Dan Hind Profile picture
Occasional publisher, writer, and podcaster.

Sep 1, 2019, 7 tweets

Yesterday I listened to two excellent podcasts from @poltheoryother - an interview with @meadwaj on the current political situation in the UK, the strategies of the various players and the need to agitate beyond the confines of Westminster. soundcloud.com/poltheoryother…

And an interview with @LidaMaxwell about her book Insurgent Truth, about Chelsea Manning and the politics of whistleblowing.
soundcloud.com/poltheoryother…

(@poltheoryother's presenter/producer, @alexdoherty7, is currently doing more, and better, public service media than any number of, ahem, better resourced operations. We should all really chip in until such time as a pro-democracy govt in the UK secures #mediareform)

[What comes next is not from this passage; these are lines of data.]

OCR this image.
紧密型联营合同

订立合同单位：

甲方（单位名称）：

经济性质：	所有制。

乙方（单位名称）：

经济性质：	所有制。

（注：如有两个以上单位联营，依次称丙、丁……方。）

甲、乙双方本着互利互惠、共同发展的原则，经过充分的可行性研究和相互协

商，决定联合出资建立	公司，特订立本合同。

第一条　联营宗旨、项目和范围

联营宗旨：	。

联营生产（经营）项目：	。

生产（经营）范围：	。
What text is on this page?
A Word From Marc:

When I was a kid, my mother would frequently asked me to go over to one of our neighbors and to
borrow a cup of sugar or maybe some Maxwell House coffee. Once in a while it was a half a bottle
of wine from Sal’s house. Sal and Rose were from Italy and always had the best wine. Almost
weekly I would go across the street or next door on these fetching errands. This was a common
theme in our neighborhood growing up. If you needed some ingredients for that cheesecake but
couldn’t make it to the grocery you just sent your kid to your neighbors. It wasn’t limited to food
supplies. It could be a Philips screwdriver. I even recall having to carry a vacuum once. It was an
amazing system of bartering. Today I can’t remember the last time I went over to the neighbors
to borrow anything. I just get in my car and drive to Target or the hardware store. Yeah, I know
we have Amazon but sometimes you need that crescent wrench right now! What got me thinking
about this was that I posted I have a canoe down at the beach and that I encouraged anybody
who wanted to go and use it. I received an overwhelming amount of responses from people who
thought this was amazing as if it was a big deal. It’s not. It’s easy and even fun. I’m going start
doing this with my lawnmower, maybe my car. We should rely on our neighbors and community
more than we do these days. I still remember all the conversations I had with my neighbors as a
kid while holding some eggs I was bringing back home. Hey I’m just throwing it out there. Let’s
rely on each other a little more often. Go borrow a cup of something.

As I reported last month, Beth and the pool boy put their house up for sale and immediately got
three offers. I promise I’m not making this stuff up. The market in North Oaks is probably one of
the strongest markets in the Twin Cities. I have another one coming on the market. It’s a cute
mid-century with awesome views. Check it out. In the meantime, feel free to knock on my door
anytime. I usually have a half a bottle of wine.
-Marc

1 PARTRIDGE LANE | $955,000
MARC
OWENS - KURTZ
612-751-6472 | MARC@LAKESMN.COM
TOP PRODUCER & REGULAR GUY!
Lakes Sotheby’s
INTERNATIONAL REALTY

On Manning, although to someone who has read to the end of Kant's 'What is Enlightenment' everything can seem like a conflict between the public and private use of reason, it is striking how closely she resembles the ideal of an enlightened subject.

The question is this - how do we make her kind of truth-telling *normal*, how does the public use of reason become a consistent item of public business. The answer lies, I think, in the establishment of effective equality-in-speech ...

... so that no one has to pass through an elite veto before they can address the citizen body and the contents of political discussion, both claims about what is the case, and what should be done about it, can be shaped by free and independent citizens.

If you want a dramatic representation of our current distance from democracy, it is Chelsea Manning leaving a voicemail message for the 'public editor' at the New York Times, trying to get someone there to look at the files that Wikileaks eventually released.